10 years ago | Posted in: Afghanistan, Latest Politics News | 716 Views

The Ministry of interior Affairs (MoIA) Tuesday defended the right of the Afghan National Police (ANP) to use any force necessary to subdue armed insurgents behind Afghan deaths. The statement joins a growing push from security officials to galvanize their forces and ramp-up operations around the country since an attack in Kunar.

“Insurgents, Taliban and whoever kill Afghans, are enemy of the people, and we should treat them without compassion,” Ministry spokesman Sediq Sediqqi said. “The police forces fight against them legally, just as the army soldiers do.”

Sediqqi’s comments come just after Army Chief of Staff General Sher Mohammad Karimi on Monday told a class of ANA Academy graduates to fight against the Taliban with “full force and no mercy”.

Ten days ago, an attack on a check-post manned by ANA troops in Kunar Province left 21 soldiers dead and four missing.

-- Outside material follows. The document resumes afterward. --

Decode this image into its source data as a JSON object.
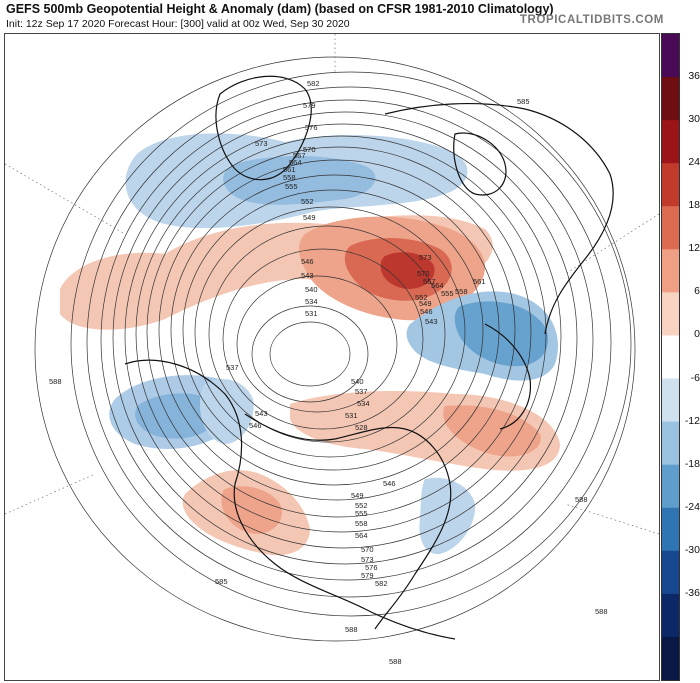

The incident has become a rallying point for the Afghan security forces, sparking a number of coordinated counterinsurgent operations in eastern Afghanistan and a steady stream of patriotic and pro-military rhetoric from officials.

The incident also marked the newest flashpoint in ongoing tensions between President Hamid Karzai and his critics.

In recent months, Karzai has taken an increasingly conciliatory approach toward the Taliban, freeing militants from Bagram Prison, referring to Taliban leaders as “brothers” and “martyrs” and attempting to conduct hidden peace negotiations with them just as relations with the U.S. take a turn for the worst.

Establishing a reconciliation deal with the militant group, rather than signing a Bilateral Security Agreement (BSA) with Washington that would allow U.S. troops to stay in Afghanistan post-2014, appears to be the priority in his last months in office.

Some in Parliament, in the military and among the Presidential candidates running in April’s election have criticized the President for not expressing more public support for the families of the Kunar attack victims and for failing to move ahead with the security deal that many see as crucial to Afghanistan’s future stability.

MP Baktash Siawash has staged a protest outside of Parliament for over a week demanding that Karzai do more to support the families of soldiers killed in action. Siawash suggested the President treats the Taliban with more respect than he does the country’s security forces.

The President’s office has maintained that Karzai has in fact met with the families of fallen soldiers and refers to them as “martyrs” with consistence.

Yet the gulf between Karzai and the Afghan political and military elite likely to find themselves at the helm of the country’s leadership after April seems to be widening, as the Presidential Palace tries to balance attempts at Taliban reconciliation with support for security forces that still face daily insurgent violence.

The MoIA and Ministry of Defense (MoD) have said that operations throughout the country in the past couple weeks have resulted in the deaths and captures of dozens of insurgents, as well as the confiscation of large caches of weapons and explosives. Security forces are said to be in overdrive in the lead up to the April 5 election day, looking to have as many polling centers as possible secure and ready for operation.

But regardless of progress made on the elections front, the Kunar attack seems to have left a bad taste in many security officials’ mouths, inspiring a firmly combative attitude at odds with the conciliatory one being promoted by the Presidential Palace. With the four ANA soldiers abducted in Kunar still missing, it could be a while before military leaders change their tune.